On the parenthetical I disagree that spending on a national retirement system is analagous to "hookers and blow", any more than your IRA or 401(k) plan is. (And if youre still spending your money on hookers and blow in retirement age, more power to you!)

With regard to the Government investing, I don't think the Federal Government should have any net financial assets other than short term cash flow needs. Introduction of financial assets to the government of a capitalist country creates a myriad of issues with regard to how to allocate those investments so it doesnt distort the markets, issues with regard to risky assets and the inter-generational transfer of risk, fiscal and monetary issues that overlap with the Federal Reserve policy decisions and may in fact be in conflict with good fiscal and monetary policy etc.

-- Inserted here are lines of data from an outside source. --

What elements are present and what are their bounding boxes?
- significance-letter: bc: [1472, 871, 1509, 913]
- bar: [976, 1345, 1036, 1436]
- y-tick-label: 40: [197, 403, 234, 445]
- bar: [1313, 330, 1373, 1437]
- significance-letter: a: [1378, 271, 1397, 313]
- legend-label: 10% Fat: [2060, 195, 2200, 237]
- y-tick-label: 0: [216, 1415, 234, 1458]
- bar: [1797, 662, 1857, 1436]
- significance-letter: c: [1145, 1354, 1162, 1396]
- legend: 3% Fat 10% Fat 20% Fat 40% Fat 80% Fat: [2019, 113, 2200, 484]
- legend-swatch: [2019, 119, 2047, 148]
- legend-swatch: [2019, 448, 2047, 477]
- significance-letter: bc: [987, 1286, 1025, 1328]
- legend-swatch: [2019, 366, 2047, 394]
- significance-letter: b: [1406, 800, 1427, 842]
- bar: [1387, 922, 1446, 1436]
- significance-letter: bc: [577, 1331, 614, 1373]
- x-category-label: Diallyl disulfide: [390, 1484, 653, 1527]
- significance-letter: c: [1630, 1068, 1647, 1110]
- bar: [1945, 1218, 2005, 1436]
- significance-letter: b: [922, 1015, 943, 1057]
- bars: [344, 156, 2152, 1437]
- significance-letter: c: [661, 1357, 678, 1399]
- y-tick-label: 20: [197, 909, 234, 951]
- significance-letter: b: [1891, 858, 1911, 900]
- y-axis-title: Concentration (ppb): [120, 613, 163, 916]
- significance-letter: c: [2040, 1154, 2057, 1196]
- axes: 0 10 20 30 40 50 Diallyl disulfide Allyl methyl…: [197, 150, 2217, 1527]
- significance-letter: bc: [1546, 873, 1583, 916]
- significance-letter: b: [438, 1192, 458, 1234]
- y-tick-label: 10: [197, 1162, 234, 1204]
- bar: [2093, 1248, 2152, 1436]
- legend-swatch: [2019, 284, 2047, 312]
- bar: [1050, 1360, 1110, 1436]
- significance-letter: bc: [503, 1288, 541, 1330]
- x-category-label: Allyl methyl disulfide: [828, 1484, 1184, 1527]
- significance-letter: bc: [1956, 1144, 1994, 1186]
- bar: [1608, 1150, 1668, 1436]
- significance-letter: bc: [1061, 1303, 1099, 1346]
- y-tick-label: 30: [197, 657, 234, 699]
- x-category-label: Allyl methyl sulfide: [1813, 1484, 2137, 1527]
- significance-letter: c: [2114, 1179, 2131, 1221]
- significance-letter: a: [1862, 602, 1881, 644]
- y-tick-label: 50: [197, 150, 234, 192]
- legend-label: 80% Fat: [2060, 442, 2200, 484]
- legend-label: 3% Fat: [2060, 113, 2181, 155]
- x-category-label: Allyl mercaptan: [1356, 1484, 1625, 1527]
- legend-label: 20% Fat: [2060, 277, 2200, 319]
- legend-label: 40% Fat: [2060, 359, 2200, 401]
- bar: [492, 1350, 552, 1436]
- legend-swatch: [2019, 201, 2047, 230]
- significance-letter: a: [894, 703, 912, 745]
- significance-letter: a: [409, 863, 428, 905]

Of course once you believe that the Government should have no net financial assets, the only way to deal with a cash flow surplus such as Social Security generates is to have Social Security invest in Treasury issues (ie have the government "borrow from itself"). Of course the alternative of making Social Security completely pay as you go, and have no surplus whatsoever would eliminate the investment problems. However that violates basic accounting principles in that you are deferring the entire cost of current worker's benefits to future generations, that are not directly benefiting from those workers' efforts. And of course the cries of "scam, Pyramid scheme, Ponzi scheme" would be even louder, to compensate for the rhetoric of "there is no Social Security Trust Fund".